The death toll has risen sharply after a blast at oil giant Pemex in Mexico City. Rescue workers are searching for survivors in the rubble of the skyscraper complex. The cause of the explosion remains unclear.
Television footage of the complex, including its 52-story tower, showed people being carried away on stretchers and office chairs. Pemex announced that the company itself had evacuated the building where several thousand people work.
A blast heavily damaged the tower's lower main floor and the mezzanine of an auxiliary building the previous day. Windows as far as three floors up were blown out.
As rescue workers continued their search Thursday morning, it was unclear how many of the company's employees were still trapped inside.
The death toll rose sharply to over 30 people by midmorning, according to the head of Pemex, Emilio Lozoya. Original numbers by the government had counted 15 casualties.
Mexico's Attorney General's Office said it was analyzing the explosion and reports about likely causes were only speculative. Pemex had initially cited an electrical supply problem. Company sources said air-conditioning was overheated.
A spokesman for the civil protection agency initially told the news agency AFP that the blast was caused by "an accumulation of gas" in an electrical supply room on a lower floor.

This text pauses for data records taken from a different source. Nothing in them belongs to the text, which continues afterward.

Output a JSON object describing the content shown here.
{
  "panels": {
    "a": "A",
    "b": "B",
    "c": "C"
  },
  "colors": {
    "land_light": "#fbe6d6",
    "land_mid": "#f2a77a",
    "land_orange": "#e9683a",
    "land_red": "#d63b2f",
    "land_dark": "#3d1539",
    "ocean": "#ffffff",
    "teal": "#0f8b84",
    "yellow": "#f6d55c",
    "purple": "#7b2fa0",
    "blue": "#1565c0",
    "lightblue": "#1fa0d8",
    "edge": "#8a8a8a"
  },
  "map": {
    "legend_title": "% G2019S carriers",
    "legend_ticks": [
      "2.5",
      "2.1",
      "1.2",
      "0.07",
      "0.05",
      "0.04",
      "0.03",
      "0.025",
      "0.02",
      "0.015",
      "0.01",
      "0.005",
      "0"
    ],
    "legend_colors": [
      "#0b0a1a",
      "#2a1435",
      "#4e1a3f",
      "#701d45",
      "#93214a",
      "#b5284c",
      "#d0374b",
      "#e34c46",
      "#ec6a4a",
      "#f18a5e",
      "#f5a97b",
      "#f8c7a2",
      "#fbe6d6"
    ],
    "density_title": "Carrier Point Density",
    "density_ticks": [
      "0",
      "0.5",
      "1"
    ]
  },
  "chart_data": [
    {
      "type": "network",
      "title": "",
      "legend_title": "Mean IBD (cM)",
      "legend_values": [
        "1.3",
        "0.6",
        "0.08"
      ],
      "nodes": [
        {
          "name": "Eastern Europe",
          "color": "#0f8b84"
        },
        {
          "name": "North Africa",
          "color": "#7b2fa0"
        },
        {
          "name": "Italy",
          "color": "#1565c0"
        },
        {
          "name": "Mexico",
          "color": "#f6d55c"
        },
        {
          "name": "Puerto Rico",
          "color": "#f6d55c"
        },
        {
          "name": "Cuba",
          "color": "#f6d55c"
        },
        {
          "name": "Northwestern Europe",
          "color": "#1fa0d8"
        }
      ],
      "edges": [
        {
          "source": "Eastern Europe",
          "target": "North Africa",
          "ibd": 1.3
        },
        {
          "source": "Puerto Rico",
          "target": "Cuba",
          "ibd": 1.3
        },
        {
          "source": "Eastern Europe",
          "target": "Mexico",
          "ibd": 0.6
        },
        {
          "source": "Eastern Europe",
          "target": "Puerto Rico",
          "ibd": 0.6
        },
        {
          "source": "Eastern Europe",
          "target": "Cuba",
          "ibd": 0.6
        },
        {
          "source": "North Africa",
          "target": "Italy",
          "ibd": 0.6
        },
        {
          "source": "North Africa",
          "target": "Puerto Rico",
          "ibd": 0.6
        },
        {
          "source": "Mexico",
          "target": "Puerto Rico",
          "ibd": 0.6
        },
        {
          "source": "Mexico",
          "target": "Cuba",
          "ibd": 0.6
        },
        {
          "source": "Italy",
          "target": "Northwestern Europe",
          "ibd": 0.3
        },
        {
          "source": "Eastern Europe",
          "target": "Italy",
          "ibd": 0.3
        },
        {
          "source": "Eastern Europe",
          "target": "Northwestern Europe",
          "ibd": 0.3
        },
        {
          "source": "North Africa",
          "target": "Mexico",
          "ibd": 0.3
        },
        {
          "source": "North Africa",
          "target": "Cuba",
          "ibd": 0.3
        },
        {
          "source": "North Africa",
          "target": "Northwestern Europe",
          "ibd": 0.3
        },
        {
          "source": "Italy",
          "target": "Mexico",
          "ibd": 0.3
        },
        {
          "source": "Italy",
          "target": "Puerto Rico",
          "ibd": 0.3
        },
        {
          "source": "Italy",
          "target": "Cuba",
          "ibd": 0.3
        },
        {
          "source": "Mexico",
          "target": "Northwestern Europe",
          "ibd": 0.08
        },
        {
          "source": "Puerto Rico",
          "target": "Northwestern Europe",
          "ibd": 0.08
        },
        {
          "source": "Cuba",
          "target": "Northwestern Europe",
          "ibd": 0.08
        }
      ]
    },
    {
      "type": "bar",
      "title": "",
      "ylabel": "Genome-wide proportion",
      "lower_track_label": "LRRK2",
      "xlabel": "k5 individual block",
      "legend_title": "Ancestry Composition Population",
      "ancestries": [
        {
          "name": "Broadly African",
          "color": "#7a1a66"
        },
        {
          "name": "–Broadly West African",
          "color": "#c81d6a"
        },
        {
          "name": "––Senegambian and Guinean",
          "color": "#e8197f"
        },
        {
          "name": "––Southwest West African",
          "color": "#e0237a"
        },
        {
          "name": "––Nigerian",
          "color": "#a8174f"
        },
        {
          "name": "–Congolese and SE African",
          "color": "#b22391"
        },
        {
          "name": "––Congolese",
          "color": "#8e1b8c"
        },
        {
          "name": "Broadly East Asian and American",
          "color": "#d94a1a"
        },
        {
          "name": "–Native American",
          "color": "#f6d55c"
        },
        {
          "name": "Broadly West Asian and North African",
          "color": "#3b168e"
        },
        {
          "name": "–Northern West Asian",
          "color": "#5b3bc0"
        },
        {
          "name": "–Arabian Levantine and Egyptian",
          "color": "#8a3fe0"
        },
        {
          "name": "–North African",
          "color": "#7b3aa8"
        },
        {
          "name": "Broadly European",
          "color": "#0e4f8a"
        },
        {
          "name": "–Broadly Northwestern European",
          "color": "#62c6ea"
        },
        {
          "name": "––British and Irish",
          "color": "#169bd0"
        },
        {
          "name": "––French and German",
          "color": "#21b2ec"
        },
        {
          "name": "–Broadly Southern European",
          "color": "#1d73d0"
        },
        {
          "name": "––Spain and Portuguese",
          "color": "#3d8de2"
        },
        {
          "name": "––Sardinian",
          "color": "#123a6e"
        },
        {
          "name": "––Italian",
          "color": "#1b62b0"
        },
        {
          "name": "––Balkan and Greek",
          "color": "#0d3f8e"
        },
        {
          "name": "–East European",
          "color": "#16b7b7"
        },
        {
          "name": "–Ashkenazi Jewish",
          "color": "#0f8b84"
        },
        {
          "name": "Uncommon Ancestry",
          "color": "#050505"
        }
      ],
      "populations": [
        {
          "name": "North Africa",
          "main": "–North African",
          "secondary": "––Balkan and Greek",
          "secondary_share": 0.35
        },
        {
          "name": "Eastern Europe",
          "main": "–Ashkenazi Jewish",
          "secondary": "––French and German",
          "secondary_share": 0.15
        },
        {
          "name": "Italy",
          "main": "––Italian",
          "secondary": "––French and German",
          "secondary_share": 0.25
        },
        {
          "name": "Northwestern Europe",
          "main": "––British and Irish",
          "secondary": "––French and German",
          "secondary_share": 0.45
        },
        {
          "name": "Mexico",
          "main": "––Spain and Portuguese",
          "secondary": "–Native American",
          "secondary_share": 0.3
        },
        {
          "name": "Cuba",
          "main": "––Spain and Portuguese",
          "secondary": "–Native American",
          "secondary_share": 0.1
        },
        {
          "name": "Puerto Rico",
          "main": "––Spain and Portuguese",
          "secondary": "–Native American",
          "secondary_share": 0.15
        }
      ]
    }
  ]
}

"It was an explosion, a shock, the lights went out and suddenly there was a lot of debris," employee Cristian Obele told Milenio television.
"We were talking and all of sudden we heard an explosion with white smoke and glass falling from the windows," said Maria Concepcion Andrade, 42, who lives close to the Pemex building.
"People started running from the building covered in dust," she said. "A lot of pieces were flying."
Police landed four rescue helicopters to remove the dead or injured. About a dozen tow trucks hurriedly moved cars to make more landing room for the helicopters.
Streets surrounding the building were closed as evacuees wandered around and rescue crews loaded the injured into ambulances.
Pemex, which is the world's fourth-largest producer of crude oil, has a record of deadly accidents.
Last year, 30 people were killed by an explosion at a gas plant in Reynosa, near Mexico's border with the US. In December 2010, an oil pipeline punctured by thieves exploded in central Mexico, killing 29 people.